The courses are to be elective, meaning that it shall be forced upon no one. The House Education Committee has agreed to look into HB 240. If it is given the green light it “would promote firearms safety classes developed by Idaho Department of Fish and Game, law enforcement agencies, or firearms associations for the state’s youth,” as reported by American Military News. While this may sound unreasonable to some, is it more unreasonable to suggest that because a child has not been told about marijuana that he/she won’t one day encounter it? Has that plan worked with sex education or teenage pregnancy?
“Even if kids don’t have guns in their home, there’s a significant chance they will encounter them in the homes of their friends or in other situations,” stated State Rep. Ron Nate, R-Rexburg. He added that “Teaching them the proper dangers and cautions will help keep them and their friends safe. Many gun safety programs also teach about active shooter situations and what to do. This is valuable training for when and if such a horrible incident might occur in Idaho.”
The last part of his statement should really ring loudly in the ears of those who ask,”Why wasn’t something done?” every time that an active shooter arrives in a situation and slaughters innocents. Sure, we don’t want our schools to be the Hollywood wild west, but we have tried so many other things that have not worked. Perhaps we should try what did work and prevented such things in times past.
That solution was an armed population that knew how to use a weapon. Do the people of Idaho really think that someone is going to go on a shooting rampage with a school gun? If not, then there will be no difference since there are guns outside of school anyhow. If the intent is there to harm, gun education for others is not going to help nor hinder the would-be killer.
Funding obligations, it is reported, would not be needed nor would the classes be mandatory in any way. This makes it very similar to the bill that is also floating around Louisiana. It makes perfect sense, too. Just look at sex education as an analogy. Kids see sex on every station and in every song lyric. It may not be such a wise idea, but are we going to stop Madonna videos? The answer is no.
How would that be done? We teach our children to respect sex, instead. While many ignore the warnings, both teen pregnancy and infections of certain diseases that are helped by condom protection (some are not) often go down with education. While this education is best done in the home, having it done by someone is imperative, debate notwithstanding, since parents can usually opt their kids out of that, as well.
Like sex, guns are going to be found in the world, even if one aims to avoid them. If there is any doubt to this, how many reading these words remember the first time that they saw a gun that was not on an officer or a soldier? Now if that is taken one step further, while not as common, how many have handled that gun or one soon after? At that moment of honesty is where proper education would have been a better tool as that gun was held then had it not been given. There is simply no way that even a raging liberal with butch hair in “Hammer and Sickle” shirt can argue with that fact.
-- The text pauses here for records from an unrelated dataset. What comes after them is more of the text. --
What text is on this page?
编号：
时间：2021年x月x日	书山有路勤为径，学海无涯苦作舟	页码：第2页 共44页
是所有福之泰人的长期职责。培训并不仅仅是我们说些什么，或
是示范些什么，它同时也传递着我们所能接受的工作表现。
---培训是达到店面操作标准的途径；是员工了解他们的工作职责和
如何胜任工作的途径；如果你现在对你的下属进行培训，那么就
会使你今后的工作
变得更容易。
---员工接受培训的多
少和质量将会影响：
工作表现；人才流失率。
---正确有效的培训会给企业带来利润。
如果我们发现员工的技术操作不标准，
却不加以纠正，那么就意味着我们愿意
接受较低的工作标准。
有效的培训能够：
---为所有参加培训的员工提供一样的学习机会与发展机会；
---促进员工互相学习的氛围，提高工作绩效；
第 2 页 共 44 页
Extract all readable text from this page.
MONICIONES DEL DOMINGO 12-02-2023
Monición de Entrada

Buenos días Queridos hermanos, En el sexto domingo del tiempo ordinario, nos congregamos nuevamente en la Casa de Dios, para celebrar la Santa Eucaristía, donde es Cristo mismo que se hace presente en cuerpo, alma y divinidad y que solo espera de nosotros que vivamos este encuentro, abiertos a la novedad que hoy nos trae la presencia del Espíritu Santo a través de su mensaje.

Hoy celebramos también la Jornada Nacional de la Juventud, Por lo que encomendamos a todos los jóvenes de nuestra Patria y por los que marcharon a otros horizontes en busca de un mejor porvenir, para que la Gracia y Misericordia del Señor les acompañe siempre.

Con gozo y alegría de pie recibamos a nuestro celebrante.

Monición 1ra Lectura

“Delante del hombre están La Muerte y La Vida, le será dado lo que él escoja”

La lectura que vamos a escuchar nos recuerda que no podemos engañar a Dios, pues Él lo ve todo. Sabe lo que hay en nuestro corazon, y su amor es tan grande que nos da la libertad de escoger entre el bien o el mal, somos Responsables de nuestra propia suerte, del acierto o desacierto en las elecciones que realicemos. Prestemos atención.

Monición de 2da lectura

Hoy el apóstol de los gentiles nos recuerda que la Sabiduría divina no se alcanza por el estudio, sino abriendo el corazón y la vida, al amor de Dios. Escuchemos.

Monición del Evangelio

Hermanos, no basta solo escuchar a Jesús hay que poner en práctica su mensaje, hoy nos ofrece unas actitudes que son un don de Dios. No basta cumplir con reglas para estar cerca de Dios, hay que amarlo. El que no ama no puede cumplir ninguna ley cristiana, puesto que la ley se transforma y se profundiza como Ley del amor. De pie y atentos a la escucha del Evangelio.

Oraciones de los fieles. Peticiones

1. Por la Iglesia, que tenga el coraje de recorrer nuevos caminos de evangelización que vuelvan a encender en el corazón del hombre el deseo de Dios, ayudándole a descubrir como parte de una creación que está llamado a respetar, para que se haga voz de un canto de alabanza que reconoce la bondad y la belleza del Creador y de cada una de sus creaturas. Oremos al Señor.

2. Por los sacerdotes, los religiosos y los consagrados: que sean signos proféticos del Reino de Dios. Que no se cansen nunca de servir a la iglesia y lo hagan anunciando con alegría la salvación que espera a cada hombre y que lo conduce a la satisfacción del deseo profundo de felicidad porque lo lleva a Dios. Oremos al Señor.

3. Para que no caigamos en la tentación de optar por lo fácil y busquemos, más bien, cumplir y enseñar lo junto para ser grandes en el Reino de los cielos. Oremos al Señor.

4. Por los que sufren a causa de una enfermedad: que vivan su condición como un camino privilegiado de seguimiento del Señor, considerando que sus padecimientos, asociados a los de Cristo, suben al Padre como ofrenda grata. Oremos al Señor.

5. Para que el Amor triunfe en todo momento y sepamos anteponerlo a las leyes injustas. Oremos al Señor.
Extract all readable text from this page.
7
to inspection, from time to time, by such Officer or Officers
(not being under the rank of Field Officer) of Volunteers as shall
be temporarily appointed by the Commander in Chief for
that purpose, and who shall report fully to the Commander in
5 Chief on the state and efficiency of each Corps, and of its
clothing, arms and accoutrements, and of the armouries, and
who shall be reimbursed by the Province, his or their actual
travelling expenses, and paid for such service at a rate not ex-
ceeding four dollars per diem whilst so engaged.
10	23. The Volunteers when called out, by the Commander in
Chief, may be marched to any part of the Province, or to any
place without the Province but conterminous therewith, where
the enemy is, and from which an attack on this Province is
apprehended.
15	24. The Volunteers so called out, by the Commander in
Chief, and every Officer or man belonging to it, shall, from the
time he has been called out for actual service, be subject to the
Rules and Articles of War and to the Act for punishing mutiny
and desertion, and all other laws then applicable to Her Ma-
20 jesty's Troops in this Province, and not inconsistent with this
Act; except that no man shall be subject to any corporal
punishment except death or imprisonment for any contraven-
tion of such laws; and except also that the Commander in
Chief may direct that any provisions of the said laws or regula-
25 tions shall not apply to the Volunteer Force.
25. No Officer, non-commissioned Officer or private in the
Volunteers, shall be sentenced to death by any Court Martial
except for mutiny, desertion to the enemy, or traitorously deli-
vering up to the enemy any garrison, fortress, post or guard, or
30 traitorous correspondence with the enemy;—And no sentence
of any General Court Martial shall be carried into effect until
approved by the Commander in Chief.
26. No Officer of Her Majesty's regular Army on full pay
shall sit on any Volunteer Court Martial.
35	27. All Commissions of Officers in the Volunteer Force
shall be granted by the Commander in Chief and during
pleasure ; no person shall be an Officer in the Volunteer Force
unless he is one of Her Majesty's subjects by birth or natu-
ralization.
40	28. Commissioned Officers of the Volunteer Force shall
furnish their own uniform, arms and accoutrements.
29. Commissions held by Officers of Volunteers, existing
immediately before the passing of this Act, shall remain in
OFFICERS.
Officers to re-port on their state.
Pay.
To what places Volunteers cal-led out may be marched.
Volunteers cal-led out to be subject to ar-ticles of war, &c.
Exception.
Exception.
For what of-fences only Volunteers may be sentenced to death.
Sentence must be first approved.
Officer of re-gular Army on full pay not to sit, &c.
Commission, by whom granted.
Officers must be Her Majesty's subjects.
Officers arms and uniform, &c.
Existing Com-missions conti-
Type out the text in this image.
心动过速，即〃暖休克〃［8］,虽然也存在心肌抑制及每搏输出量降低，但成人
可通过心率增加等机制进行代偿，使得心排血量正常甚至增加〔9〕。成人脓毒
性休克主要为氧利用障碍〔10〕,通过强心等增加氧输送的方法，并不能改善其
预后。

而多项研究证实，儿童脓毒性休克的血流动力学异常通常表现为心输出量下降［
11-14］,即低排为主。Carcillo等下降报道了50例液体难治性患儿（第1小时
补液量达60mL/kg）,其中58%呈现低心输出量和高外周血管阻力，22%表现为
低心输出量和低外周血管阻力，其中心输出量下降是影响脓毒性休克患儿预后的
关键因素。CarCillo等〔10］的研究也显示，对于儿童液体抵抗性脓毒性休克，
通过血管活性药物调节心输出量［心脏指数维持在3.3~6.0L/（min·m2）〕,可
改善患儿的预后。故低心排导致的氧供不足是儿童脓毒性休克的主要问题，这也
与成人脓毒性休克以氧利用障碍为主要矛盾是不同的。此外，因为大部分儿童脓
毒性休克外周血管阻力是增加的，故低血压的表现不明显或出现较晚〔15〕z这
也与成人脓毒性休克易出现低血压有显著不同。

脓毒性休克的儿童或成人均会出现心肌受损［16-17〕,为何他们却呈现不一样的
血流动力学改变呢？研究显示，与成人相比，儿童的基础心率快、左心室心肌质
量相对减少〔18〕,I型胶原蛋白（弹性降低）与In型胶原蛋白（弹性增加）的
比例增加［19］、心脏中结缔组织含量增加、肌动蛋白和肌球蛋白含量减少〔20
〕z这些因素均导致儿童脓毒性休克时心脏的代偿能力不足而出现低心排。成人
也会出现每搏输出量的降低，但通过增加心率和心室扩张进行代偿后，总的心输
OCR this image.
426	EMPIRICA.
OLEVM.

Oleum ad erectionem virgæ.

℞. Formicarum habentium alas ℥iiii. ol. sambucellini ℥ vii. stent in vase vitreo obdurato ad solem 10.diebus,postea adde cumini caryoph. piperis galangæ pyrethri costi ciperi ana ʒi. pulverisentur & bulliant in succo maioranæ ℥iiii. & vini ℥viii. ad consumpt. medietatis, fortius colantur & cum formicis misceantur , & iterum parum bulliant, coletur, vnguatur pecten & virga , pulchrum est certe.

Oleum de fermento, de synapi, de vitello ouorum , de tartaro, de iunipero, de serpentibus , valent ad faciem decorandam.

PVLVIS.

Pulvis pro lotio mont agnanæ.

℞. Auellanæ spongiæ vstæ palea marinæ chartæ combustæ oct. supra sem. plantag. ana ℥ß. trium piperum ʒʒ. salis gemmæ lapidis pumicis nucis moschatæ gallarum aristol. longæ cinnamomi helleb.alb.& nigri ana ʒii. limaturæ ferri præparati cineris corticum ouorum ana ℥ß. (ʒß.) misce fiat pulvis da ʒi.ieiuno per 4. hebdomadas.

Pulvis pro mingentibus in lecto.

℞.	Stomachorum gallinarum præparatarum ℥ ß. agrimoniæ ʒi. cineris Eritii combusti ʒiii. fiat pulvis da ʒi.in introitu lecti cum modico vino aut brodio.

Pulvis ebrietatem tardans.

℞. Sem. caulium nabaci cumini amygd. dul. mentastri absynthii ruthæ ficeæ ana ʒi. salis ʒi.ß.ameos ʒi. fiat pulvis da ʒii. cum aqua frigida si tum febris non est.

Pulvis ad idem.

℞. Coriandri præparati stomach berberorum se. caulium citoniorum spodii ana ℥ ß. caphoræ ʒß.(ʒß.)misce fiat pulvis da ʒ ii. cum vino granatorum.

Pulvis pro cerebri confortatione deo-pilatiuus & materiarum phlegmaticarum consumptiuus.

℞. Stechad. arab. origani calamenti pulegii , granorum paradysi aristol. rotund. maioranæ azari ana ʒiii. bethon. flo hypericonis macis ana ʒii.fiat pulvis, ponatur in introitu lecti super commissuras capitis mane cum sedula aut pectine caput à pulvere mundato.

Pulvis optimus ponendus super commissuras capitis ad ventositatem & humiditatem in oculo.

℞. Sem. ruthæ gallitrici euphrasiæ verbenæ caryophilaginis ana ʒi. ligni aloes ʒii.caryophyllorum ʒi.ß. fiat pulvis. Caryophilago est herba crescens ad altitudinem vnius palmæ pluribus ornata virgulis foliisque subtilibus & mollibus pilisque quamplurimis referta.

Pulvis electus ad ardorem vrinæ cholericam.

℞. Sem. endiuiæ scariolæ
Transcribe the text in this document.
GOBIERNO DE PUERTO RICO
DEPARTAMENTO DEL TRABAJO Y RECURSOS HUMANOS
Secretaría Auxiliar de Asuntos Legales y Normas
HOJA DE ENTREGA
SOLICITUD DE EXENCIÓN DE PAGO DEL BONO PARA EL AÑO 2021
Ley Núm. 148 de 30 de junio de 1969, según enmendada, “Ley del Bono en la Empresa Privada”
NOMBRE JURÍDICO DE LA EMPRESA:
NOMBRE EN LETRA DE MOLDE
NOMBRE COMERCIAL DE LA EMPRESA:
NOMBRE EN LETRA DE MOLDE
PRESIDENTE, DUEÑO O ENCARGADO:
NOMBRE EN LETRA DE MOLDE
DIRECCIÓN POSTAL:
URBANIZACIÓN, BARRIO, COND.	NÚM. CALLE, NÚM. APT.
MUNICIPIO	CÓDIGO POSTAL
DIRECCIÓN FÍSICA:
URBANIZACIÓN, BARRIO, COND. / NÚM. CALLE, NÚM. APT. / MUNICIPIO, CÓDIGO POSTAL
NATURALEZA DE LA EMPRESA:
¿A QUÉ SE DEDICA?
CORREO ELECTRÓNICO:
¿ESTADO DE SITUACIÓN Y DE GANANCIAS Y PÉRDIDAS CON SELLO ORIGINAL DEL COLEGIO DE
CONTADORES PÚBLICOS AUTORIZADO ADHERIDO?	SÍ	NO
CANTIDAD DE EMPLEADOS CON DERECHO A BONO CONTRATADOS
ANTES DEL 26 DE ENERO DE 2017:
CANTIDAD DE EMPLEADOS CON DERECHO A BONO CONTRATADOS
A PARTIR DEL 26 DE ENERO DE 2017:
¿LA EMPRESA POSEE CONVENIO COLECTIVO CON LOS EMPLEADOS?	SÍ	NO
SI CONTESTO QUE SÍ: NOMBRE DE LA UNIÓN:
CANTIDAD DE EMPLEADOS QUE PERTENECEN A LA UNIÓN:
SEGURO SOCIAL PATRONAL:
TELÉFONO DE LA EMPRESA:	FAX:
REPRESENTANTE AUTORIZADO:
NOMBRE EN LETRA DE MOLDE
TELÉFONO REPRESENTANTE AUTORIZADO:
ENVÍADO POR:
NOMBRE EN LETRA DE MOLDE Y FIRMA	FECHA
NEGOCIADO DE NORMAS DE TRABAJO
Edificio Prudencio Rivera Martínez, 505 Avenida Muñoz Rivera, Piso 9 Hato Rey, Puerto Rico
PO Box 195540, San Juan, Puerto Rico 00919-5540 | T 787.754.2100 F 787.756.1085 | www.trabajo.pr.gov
Children are curious people and it may come as an epiphany to some, but that carries well into young adulthood and beyond for most people. Nonsmokers try cigarettes, for instance, and no one dies. However, if that same curious nature finds a revolver in a child’s hand – and THIS IS GOING TO HAPPEN TO SOME – someone could very easily have their lives ended. Beyond that, many homes own guns and should the child attempt to stop a robbery or an assault, if the child were to panic or use the firearm incorrectly, the outcome could be grim.
For these reasons and many others, there is no reason that can be given that can show how this bill could prove to be harmful. It may not change motives and it is not a theology class, but it may give pause to even someone meaning harm. If not, it tells others how to watch for such people and how to handle them, which is yet another boon.